伊藤詩織事件を「慰安婦問題」に仕立てるBBC

BBCが28日夜、「日本の秘められた恥」と題する約1時間のドキュメンタリーを放送した。これは伊藤詩織氏を主人公にして、山口敬之氏を「加害者」と想定し、伊藤氏の立場から性犯罪として描くものだ。

内容はステレオタイプの「古い日本人」を一方的に糾弾するだけで、新事実が指摘されているわけではないが、この事件を日本のマスコミが取り上げなかったことを「日本の恥」と批判している。これは逆である。昔だったら、山口氏が容疑者になった段階でマスコミが犯人扱いして、大騒ぎになっただろう。

今回は、週刊誌は取り上げたが、全国紙やNHKは取り上げなかった。山口氏が不起訴処分になったからだ。検察審査会も不起訴にしたので、刑事事件としては消滅しており、今は民事事件として争われているが、これで山口氏に賠償責任が認められても、彼が犯罪者になるわけではない。

「ロス疑惑」で話題になった三浦和義は、逮捕される前から犯人扱いだったが、結局無罪となり、マスコミを相手に500件以上の名誉毀損訴訟を起こし、400件以上で勝った。これが重要な判例となり、有罪判決が確定するまでは犯人扱いしないのが日本の報道機関のルールだ。まして逮捕もされなかった山口氏を犯人扱いしたら、マスコミが確実に敗訴する。

この不起訴処分に疑問はある。
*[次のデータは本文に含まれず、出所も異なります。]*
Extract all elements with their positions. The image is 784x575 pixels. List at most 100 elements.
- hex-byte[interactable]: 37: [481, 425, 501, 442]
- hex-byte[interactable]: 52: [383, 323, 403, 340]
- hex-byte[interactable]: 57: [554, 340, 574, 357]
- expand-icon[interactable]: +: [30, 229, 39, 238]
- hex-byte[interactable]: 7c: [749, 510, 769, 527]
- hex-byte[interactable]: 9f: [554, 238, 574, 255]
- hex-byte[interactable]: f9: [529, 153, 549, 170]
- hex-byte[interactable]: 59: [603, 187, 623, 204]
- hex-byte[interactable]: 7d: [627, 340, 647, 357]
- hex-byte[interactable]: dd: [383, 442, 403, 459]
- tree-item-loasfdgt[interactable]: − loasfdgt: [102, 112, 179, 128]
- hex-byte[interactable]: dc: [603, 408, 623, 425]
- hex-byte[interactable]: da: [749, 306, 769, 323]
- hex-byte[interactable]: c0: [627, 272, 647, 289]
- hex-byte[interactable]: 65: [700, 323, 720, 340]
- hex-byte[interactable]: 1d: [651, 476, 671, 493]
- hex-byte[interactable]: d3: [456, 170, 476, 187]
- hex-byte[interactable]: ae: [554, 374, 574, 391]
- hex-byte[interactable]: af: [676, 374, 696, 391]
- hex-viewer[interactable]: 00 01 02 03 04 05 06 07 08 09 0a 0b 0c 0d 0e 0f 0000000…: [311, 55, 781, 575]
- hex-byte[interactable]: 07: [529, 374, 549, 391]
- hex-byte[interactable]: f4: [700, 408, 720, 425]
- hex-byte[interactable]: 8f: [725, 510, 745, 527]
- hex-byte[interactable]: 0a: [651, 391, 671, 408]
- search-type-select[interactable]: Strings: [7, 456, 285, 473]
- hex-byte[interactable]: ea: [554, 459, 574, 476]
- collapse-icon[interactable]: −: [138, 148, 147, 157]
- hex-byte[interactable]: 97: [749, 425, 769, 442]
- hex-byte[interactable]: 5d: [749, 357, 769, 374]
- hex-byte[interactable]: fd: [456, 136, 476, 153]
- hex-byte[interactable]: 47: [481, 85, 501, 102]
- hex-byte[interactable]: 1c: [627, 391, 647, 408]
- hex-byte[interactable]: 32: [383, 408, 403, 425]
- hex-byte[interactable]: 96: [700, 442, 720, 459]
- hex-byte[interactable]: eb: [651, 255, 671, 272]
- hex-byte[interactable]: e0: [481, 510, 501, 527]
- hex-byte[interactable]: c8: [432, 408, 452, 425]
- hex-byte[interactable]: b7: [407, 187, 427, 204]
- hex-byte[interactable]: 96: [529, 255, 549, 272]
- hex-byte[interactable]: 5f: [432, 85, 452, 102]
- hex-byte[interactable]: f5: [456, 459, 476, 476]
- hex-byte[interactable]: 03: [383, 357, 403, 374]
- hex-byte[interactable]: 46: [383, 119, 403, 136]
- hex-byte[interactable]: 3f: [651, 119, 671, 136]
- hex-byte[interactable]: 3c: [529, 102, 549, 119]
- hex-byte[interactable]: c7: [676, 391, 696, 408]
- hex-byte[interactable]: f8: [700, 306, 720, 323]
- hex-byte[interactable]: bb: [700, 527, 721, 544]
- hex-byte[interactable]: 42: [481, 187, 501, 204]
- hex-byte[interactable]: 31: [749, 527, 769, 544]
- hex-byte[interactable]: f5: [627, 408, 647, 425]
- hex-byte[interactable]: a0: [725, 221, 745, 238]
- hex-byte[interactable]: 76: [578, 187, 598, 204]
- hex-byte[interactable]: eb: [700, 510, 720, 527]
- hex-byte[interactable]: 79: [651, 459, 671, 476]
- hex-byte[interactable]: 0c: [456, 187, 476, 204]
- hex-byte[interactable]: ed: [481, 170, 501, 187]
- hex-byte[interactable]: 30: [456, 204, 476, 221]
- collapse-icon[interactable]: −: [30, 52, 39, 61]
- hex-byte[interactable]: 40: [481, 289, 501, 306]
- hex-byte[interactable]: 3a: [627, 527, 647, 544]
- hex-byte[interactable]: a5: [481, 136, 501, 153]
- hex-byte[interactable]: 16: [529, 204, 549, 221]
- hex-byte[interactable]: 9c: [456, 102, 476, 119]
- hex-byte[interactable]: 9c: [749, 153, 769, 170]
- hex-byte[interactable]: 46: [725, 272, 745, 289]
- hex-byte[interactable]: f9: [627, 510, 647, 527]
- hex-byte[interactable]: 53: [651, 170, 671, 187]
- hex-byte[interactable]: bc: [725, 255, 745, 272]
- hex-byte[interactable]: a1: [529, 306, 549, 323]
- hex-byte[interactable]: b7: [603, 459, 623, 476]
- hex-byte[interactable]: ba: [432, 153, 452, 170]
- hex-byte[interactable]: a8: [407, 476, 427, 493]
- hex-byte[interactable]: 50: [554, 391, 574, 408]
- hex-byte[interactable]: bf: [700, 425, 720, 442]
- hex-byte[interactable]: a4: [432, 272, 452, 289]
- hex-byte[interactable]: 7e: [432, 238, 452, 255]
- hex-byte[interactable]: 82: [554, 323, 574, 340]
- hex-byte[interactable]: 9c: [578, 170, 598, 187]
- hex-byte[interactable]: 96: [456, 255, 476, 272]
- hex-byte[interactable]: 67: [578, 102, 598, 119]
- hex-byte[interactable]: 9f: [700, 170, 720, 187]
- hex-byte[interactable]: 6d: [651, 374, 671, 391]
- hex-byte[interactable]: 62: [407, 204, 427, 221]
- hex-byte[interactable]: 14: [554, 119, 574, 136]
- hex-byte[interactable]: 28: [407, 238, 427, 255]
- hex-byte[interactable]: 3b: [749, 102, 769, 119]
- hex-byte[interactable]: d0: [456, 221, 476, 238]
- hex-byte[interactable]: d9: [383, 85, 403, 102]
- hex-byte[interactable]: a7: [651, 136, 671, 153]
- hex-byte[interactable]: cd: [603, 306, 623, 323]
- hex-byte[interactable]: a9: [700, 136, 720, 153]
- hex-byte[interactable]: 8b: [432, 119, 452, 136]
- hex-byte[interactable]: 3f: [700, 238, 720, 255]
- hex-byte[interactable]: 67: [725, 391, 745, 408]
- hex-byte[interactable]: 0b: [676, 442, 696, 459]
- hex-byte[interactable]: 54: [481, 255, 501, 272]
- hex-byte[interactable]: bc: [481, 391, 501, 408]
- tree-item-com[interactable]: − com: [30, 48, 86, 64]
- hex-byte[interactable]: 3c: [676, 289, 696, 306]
去年の記事で私も書いたように、高輪署のとった逮捕状を警視庁(中村格刑事部長)が止めたのは、TBSとの取引(山口氏は当時ワシントン支局長)だった疑いが強く、警視庁とTBSの説明が必要だ。

しかし刑事事件の原則は「推定無罪」である。二度も証拠不十分で不起訴になった事件を、BBCが犯罪であるかのように世界に広めるのは人権侵害だ。さらに問題なのは、この事件は海外ではほとんど知られていないので、世界中に「性犯罪を許す日本人」という誤解が広がることだ。

昔の慰安婦問題と同じである。これも初期には大した問題ではなかったが、朝日新聞が嘘を繰り返し、それをNYタイムズが世界に広めたため、今では世界の常識になってしまった。今回の問題も、世界の他のメディアに「延焼」する前に、山口氏はBBCの番組審査機関に抗議し、今後の放送中止を求めるべきだ。